17 le persone arrestate, di cui 14 ai domiciliari, con l’accusa di aver falsificato visite, prestazioni mediche, ricoveri ed operazioni chirurgiche per  farsi rimborsare dalla Asl compensi non dovuti.

Gli inquirenti hanno appurato l’esistenza anche di una “talpa” che aveva il compito di avvertire i vertici della struttura sanitaria quando erano in procinto di giungere i controllori degli appositi uffici regionali

Nel corso dell’operazione giudiziaria, gli inquirenti hanno anche proceduto al sequestro di beni per svariati milioni di euro corrispondenti al danno causato al pubblico erario con le falsificazioni operate nel corso degli anni.
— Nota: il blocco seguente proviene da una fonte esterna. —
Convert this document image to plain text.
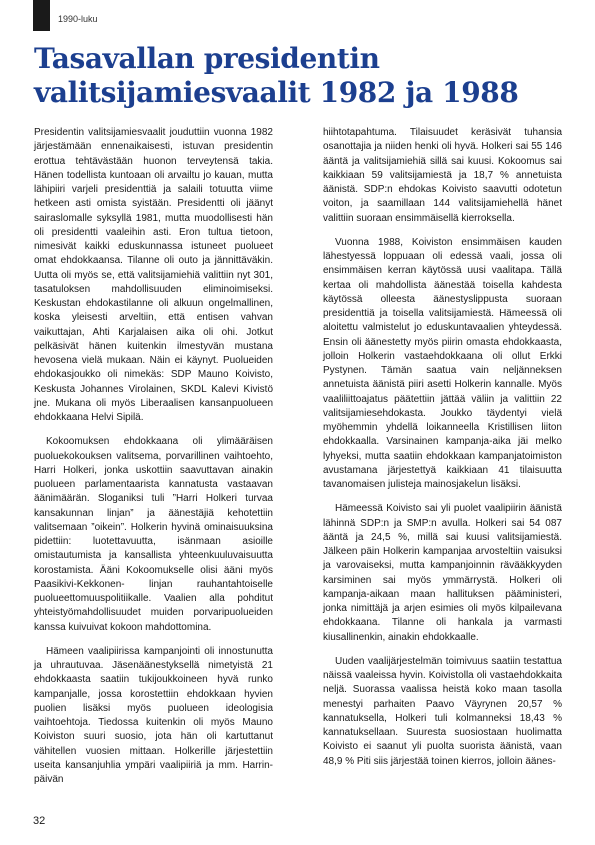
1990-luku
Tasavallan presidentin
valitsijamiesvaalit 1982 ja 1988

Presidentin valitsijamiesvaalit jouduttiin vuonna 1982 järjestämään ennenaikaisesti, istuvan presidentin erottua tehtävästään huonon terveytensä takia. Hänen todellista kuntoaan oli arvailtu jo kauan, mutta lähipiiri varjeli presidenttiä ja salaili totuutta viime hetkeen asti omista syistään. Presidentti oli jäänyt sairaslomalle syksyllä 1981, mutta muodollisesti hän oli presidentti vaaleihin asti. Eron tultua tietoon, nimesivät kaikki eduskunnassa istuneet puolueet omat ehdokkaansa. Tilanne oli outo ja jännittäväkin. Uutta oli myös se, että valitsijamiehiä valittiin nyt 301, tasatuloksen mahdollisuuden eliminoimiseksi. Keskustan ehdokastilanne oli alkuun ongelmallinen, koska yleisesti arveltiin, että entisen vahvan vaikuttajan, Ahti Karjalaisen aika oli ohi. Jotkut pelkäsivät hänen kuitenkin ilmestyvän mustana hevosena vielä mukaan. Näin ei käynyt. Puolueiden ehdokasjoukko oli nimekäs: SDP Mauno Koivisto, Keskusta Johannes Virolainen, SKDL Kalevi Kivistö jne. Mukana oli myös Liberaalisen kansanpuolueen ehdokkaana Helvi Sipilä.

Kokoomuksen ehdokkaana oli ylimääräisen puoluekokouksen valitsema, porvarillinen vaihtoehto, Harri Holkeri, jonka uskottiin saavuttavan ainakin puolueen parlamentaarista kannatusta vastaavan äänimäärän. Sloganiksi tuli ”Harri Holkeri turvaa kansakunnan linjan” ja äänestäjiä kehotettiin valitsemaan ”oikein”. Holkerin hyvinä ominaisuuksina pidettiin: luotettavuutta, isänmaan asioille omistautumista ja kansallista yhteenkuuluvaisuutta korostamista. Ääni Kokoomukselle olisi ääni myös Paasikivi-Kekkonen- linjan rauhantahtoiselle puolueettomuuspolitiikalle. Vaalien alla pohditut yhteistyömahdollisuudet muiden porvaripuolueiden kanssa kuivuivat kokoon mahdottomina.

Hämeen vaalipiirissa kampanjointi oli innostunutta ja uhrautuvaa. Jäsenäänestyksellä nimetyistä 21 ehdokkaasta saatiin tukijoukkoineen hyvä runko kampanjalle, jossa korostettiin ehdokkaan hyvien puolien lisäksi myös puolueen ideologisia vaihtoehtoja. Tiedossa kuitenkin oli myös Mauno Koiviston suuri suosio, jota hän oli kartuttanut vähitellen vuosien mittaan. Holkerille järjestettiin useita kansanjuhlia ympäri vaalipiiriä ja mm. Harrin-päivän

hiihtotapahtuma. Tilaisuudet keräsivät tuhansia osanottajia ja niiden henki oli hyvä. Holkeri sai 55 146 ääntä ja valitsijamiehiä sillä sai kuusi. Kokoomus sai kaikkiaan 59 valitsijamiestä ja 18,7 % annetuista äänistä. SDP:n ehdokas Koivisto saavutti odotetun voiton, ja saamillaan 144 valitsijamiehellä hänet valittiin suoraan ensimmäisellä kierroksella.

Vuonna 1988, Koiviston ensimmäisen kauden lähestyessä loppuaan oli edessä vaali, jossa oli ensimmäisen kerran käytössä uusi vaalitapa. Tällä kertaa oli mahdollista äänestää toisella kahdesta käytössä olleesta äänestyslippusta suoraan presidenttiä ja toisella valitsijamiestä. Hämeessä oli aloitettu valmistelut jo eduskuntavaalien yhteydessä. Ensin oli äänestetty myös piirin omasta ehdokkaasta, jolloin Holkerin vastaehdokkaana oli ollut Erkki Pystynen. Tämän saatua vain neljänneksen annetuista äänistä piiri asetti Holkerin kannalle. Myös vaaliliittoajatus päätettiin jättää väliin ja valittiin 22 valitsijamiesehdokasta. Joukko täydentyi vielä myöhemmin yhdellä loikanneella Kristillisen liiton ehdokkaalla. Varsinainen kampanja-aika jäi melko lyhyeksi, mutta saatiin ehdokkaan kampanjatoimiston avustamana järjestettyä kaikkiaan 41 tilaisuutta tavanomaisen julisteja mainosjakelun lisäksi.

Hämeessä Koivisto sai yli puolet vaalipiirin äänistä lähinnä SDP:n ja SMP:n avulla. Holkeri sai 54 087 ääntä ja 24,5 %, millä sai kuusi valitsijamiestä. Jälkeen päin Holkerin kampanjaa arvosteltiin vaisuksi ja varovaiseksi, mutta kampanjoinnin rävääkkyyden karsiminen sai myös ymmärrystä. Holkeri oli kampanja-aikaan maan hallituksen pääministeri, jonka nimittäjä ja arjen esimies oli myös kilpailevana ehdokkaana. Tilanne oli hankala ja varmasti kiusallinenkin, ainakin ehdokkaalle.

Uuden vaalijärjestelmän toimivuus saatiin testattua näissä vaaleissa hyvin. Koivistolla oli vastaehdokkaita neljä. Suorassa vaalissa heistä koko maan tasolla menestyi parhaiten Paavo Väyrynen 20,57 % kannatuksella, Holkeri tuli kolmanneksi 18,43 % kannatuksellaan. Suuresta suosiostaan huolimatta Koivisto ei saanut yli puolta suorista äänistä, vaan 48,9 % Piti siis järjestää toinen kierros, jolloin äänes-

32
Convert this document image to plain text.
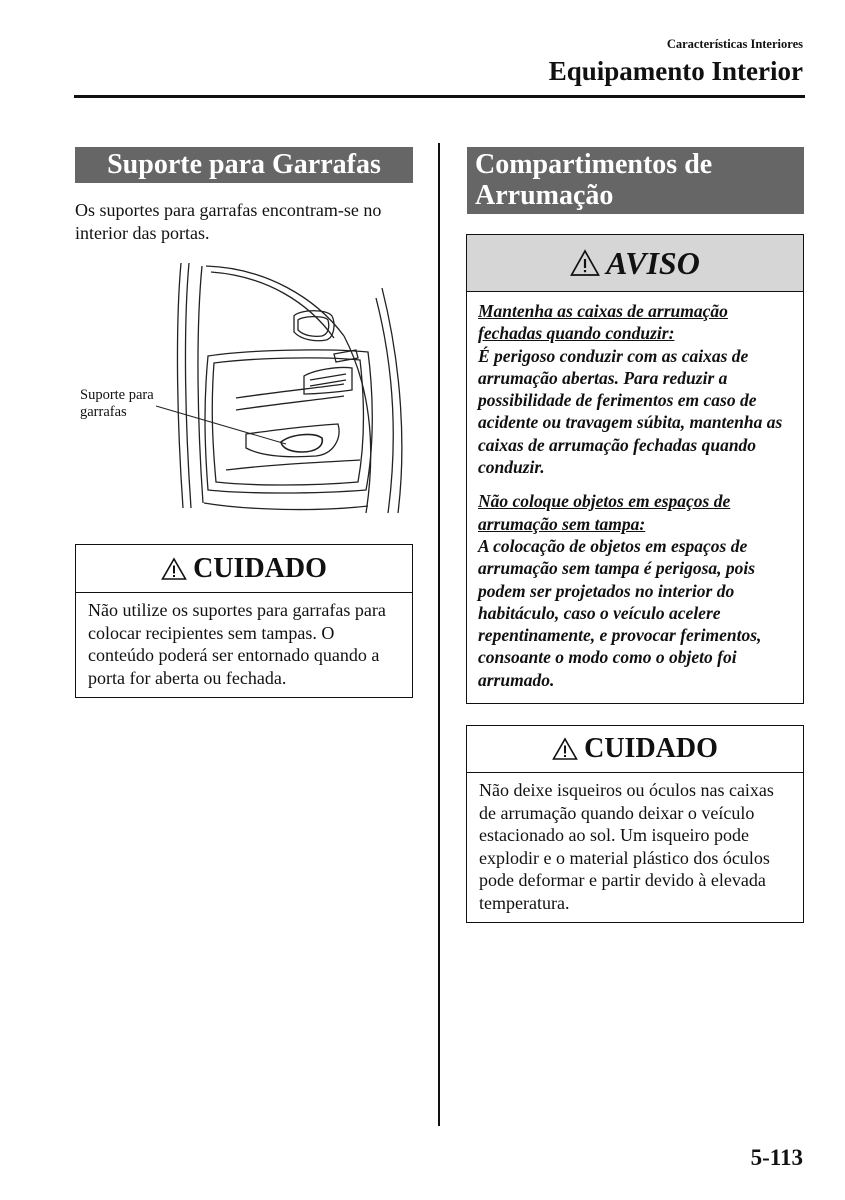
Características Interiores
Equipamento Interior
Suporte para Garrafas
Os suportes para garrafas encontram-se no interior das portas.
Suporte para
garrafas
CUIDADO
Não utilize os suportes para garrafas para colocar recipientes sem tampas. O conteúdo poderá ser entornado quando a porta for aberta ou fechada.
Compartimentos de
Arrumação
AVISO

Mantenha as caixas de arrumação fechadas quando conduzir:
É perigoso conduzir com as caixas de arrumação abertas. Para reduzir a possibilidade de ferimentos em caso de acidente ou travagem súbita, mantenha as caixas de arrumação fechadas quando conduzir.

Não coloque objetos em espaços de arrumação sem tampa:
A colocação de objetos em espaços de arrumação sem tampa é perigosa, pois podem ser projetados no interior do habitáculo, caso o veículo acelere repentinamente, e provocar ferimentos, consoante o modo como o objeto foi arrumado.

CUIDADO
Não deixe isqueiros ou óculos nas caixas de arrumação quando deixar o veículo estacionado ao sol. Um isqueiro pode explodir e o material plástico dos óculos pode deformar e partir devido à elevada temperatura.
5-113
Il sito dell’Ospedale Israelitico, che è una struttura molto apprezzata e molto frequentata dai romani, indipendentemente dal loro credo religioso, ancora conserva il peana scritto per esaltare l’opera di Mastropasqua alla guida della struttura la cui sede storica si trova sull’Isola Tiberina o di San Bartolomeo. Il sito scrive: “Dal 2001 Antonio Mastrapasqua collabora con l’Ospedale Israelitico di Roma, di cui è Direttore Generale. Grazie all’apporto fornito dal Dott. Mastrapasqua è stato possibile effettuare una riorganizzazione completa dell’Ospedale, vittima di una profonda crisi strutturale, portandolo a diventare un polo sanitario di eccellenza di esempio a livello nazionale”.